9.5話 東條蘭丸
「さて今週も始まりました、毎週ダンジョン!今回のゲストはランキング1位の東條蘭丸さん、ランキング11位の仙道遥さんのお二人に来てもらってます、お二人共よろしくお願いします!」
「……」
「よろしくお願いしまーす!!」
司会の挨拶から番組が始まり、絶賛売り出し中の攻略者、仙道遥はここぞとばかりに笑顔を振り撒き挨拶をしたが、それとは別に東條はまったく笑っていなかった。
「おっと東條さん、どうしました」
「あ、大丈夫でーす、東條さん表情筋が硬すぎて笑顔作れないだけですからー!」
笑わない東條に焦る司会、すかさず仙道がフォローに入るが、絶妙に失礼なフォローとなり、東條がさらに不機嫌な顔を浮かべた。
まずいと焦った仙道は急いで笑顔を作った。
田舎から苦労して上京し、なんとかここまで来た彼女にとってこの番組での成功は確実なものでなければならなかったのだ。

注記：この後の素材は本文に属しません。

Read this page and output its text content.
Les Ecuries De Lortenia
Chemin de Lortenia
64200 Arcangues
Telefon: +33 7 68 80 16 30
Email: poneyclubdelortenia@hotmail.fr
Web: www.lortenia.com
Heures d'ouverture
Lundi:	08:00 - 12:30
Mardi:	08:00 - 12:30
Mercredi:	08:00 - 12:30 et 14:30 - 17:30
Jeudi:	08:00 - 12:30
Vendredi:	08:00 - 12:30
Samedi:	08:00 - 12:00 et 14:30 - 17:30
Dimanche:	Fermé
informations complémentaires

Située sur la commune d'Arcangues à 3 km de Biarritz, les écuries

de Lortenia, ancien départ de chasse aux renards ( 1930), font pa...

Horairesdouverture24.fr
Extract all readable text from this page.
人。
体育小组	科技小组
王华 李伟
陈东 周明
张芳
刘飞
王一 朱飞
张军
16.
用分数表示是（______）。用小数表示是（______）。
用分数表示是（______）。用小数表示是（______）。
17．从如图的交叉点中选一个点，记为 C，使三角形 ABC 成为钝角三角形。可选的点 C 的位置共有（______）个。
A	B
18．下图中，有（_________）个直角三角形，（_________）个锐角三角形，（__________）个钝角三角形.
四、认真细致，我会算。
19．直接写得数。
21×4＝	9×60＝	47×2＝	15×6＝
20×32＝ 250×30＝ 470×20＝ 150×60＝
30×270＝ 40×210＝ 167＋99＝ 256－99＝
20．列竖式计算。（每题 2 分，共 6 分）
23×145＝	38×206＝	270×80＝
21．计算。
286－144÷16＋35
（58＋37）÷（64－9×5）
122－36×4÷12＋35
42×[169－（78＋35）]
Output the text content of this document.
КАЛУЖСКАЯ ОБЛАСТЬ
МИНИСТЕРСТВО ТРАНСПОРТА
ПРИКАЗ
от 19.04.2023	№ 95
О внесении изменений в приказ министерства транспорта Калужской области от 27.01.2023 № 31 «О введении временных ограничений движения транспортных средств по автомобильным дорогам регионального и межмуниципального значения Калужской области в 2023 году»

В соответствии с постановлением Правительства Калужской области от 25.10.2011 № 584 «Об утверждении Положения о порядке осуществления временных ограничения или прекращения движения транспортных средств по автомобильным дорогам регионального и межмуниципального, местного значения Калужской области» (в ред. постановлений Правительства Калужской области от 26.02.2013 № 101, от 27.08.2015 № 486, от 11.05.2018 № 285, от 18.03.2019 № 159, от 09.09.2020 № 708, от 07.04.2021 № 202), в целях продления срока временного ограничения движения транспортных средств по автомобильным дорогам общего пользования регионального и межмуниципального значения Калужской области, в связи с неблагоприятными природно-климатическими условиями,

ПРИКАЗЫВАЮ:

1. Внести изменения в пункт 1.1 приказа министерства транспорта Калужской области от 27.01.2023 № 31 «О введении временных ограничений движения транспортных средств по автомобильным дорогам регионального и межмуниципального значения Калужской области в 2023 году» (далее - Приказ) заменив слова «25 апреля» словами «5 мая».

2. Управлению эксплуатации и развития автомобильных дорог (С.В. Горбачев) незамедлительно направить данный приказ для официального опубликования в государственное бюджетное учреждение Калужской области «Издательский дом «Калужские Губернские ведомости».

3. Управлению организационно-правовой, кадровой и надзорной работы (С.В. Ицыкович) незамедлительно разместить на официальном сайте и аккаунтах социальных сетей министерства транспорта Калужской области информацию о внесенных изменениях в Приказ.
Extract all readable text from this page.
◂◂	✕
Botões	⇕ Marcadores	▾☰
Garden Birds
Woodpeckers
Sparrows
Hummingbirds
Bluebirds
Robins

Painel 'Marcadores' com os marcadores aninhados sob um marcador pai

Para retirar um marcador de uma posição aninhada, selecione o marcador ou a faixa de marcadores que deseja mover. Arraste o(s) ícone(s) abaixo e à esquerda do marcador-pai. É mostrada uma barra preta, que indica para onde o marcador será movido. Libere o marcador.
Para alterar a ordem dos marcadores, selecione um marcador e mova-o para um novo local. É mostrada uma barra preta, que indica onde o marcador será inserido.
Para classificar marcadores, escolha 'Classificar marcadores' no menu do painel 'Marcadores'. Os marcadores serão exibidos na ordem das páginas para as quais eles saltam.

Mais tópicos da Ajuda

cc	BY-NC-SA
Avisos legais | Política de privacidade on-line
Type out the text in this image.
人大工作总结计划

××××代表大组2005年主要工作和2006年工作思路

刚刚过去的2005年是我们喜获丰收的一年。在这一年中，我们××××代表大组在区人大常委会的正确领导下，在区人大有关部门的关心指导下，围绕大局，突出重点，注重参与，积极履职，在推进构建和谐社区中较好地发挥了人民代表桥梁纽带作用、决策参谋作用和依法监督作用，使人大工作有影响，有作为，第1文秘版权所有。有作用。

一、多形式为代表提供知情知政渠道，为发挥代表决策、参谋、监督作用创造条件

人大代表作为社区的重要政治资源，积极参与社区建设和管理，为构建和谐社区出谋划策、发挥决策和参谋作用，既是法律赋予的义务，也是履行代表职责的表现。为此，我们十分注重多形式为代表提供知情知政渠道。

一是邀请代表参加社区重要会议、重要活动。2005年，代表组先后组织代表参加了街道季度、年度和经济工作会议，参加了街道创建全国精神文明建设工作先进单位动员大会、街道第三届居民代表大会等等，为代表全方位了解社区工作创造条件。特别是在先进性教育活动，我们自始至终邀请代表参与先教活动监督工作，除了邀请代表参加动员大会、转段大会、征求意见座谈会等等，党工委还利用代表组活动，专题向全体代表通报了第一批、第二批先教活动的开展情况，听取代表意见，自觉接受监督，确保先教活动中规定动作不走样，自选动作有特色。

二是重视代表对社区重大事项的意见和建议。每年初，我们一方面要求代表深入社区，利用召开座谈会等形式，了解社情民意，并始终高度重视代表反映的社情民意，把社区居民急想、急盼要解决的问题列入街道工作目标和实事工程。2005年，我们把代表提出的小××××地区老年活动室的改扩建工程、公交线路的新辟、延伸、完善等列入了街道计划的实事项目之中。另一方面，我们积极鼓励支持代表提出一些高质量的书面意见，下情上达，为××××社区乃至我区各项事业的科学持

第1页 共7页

「い、いえーい、カメラさんこっち向けてくださーい!私、この番組のためにメイク頑張ったんですよ」
「え、メイク?」
「はいー!だから見てください!」
何としても東條の顔を映させないため、仙道は必死だった。
だが、ダンジョン紹介番組でまさかのメイクについての話を始めた仙道にネットは荒れ、東條の表情についても失礼ではないかとの声が上がり仙道は少し炎上した。
「なにこれ、私めっちゃ燃えてるんだけど」
番組が終わり、仙道は自身が炎上していることに気がついた。
「いやお前は燃えてないぞ」
「そ、そういう意味じゃないです、てかこれ東條さんのせいですよ」
「知らん、そもそも俺はこの手の番組は嫌いなんだ」
「あー、なんてこと言ってんですかー!?」
東條蘭丸は生粋の攻略者である。
ダンジョンビジネスが大流行している現代において、攻略者は単にダンジョン攻略だけをしていれば良いとは限らない。
にもかかわらず東條は、ダンジョン攻略こそが唯一の攻略者の仕事と思っており、それ以外の仕事を邪道としていた。
「関係者の皆さーん、今のはフェイクですよー、フェイク、フェイク!」
そう言って仙道は全力笑顔で誤魔化したが、あいにく東條がそういう人間なのは周知のため、特に現場の人間に動揺はなかった。
「じゃあ終わったし俺は行く」
「行くってどこに行くんですか?」
「ダンジョンに決まってるだろ」
そうしてそのまま東條は、テレビ局から出ていき、タクシー乗り場へと向かった。
「どうもー、お客さんどちらまで?」
「青森までお願いします」
「はい?青森ってあのりんごの青森?」
「はい」
「お客さんおもしろいねー」
そうして東條は青森へと向かう。
ちなみにタクシー運転手は東條を東京駅まで送り、そこから東條は新幹線で青森へ行った。